Juan : Nous, nous n’avons même pas été consultés par la FERC, la Commission fédérale de régulation de l’énergie alors que nous sommes les premiers habitants de la Vallée du Rio Grande au Texas… C’est typique de la politique des États-Unis. Ici, les agences publiques ignorent les peuples autochtones et les entreprises des énergies fossiles veulent juste extraire toujours plus de ressources sans même consulter ou considérer les droits de ceux qui sont présents sur ces terres.
Quel est votre bilan de votre venue en France et aux Assemblées générales des banques ?

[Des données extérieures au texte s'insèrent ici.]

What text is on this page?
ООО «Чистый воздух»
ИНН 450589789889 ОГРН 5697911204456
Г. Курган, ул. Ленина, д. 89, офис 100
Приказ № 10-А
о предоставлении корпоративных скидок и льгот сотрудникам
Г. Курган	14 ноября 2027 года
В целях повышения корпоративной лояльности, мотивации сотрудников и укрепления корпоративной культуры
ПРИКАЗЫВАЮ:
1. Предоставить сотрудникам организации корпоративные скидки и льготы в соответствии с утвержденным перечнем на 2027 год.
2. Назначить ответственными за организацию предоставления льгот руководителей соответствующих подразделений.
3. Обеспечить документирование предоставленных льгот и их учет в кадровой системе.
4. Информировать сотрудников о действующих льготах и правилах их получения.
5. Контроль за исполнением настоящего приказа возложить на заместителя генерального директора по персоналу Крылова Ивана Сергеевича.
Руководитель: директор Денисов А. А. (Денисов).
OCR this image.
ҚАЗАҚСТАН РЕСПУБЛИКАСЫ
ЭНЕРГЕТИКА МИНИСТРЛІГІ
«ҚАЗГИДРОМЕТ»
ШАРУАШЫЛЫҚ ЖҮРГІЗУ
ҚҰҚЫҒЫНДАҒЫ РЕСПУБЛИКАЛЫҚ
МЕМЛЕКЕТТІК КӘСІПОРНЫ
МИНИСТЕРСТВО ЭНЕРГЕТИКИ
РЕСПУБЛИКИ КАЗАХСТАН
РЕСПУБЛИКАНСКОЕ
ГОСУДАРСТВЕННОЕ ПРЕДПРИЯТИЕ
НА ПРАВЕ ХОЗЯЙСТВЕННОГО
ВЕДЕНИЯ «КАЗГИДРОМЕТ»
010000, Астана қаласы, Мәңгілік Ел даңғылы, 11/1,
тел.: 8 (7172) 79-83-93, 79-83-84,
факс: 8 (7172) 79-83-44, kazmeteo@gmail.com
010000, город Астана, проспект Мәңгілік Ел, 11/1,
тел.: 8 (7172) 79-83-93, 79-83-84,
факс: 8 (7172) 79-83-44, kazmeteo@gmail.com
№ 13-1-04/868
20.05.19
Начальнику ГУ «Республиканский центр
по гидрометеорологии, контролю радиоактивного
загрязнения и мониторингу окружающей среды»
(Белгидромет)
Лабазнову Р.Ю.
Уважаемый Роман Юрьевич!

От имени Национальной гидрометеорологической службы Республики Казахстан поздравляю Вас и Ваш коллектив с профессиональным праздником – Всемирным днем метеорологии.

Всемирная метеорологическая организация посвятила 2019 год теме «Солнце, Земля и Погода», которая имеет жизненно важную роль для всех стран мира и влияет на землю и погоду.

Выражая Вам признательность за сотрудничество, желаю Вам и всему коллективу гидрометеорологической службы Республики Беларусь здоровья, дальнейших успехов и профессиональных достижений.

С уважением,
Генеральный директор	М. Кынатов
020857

Bekah : Aucune banque ne s’est engagée à se retirer de Texas LNG et Rio Grande LNG, mais au moins, nous avons fait entendre la voix de nos communautés. Si elles décident finalement d’accompagner
puis financer ces projets, elles ne pourront le faire la conscience tranquille car elles sauront qu’elles sont en train d’imposer une pollution massive et violer les droits de communautés et peuples autochtones qui y sont opposés. Notre venue a aussi apporté sa pierre à la construction et au renforcement du mouvement mondial contre les gaz de schiste. Nous espérons avoir inspiré le grand public et l’avoir encouragé à prendre position à nos côtés pour l’arrêt de ces financements destructeurs. Juan : La France a été très réceptive. Que ce soit le grand public ou les journalistes, tous ont été très à l’écoute de notre histoire et la presse a vraiment répondu présente. J’aurais souhaité avoir le même écho dans les médias américains. Je pense aussi que si les banques et les actionnaires n’ont pas apprécié qu’on critique leurs projets, ils ont été forcés de nous écouter et ont pris conscience de certains éléments qu’ils ignoraient jusque-là.
Propos recueillis par Lucie Pinson des Amis de la Terre, le 16 juin 2017.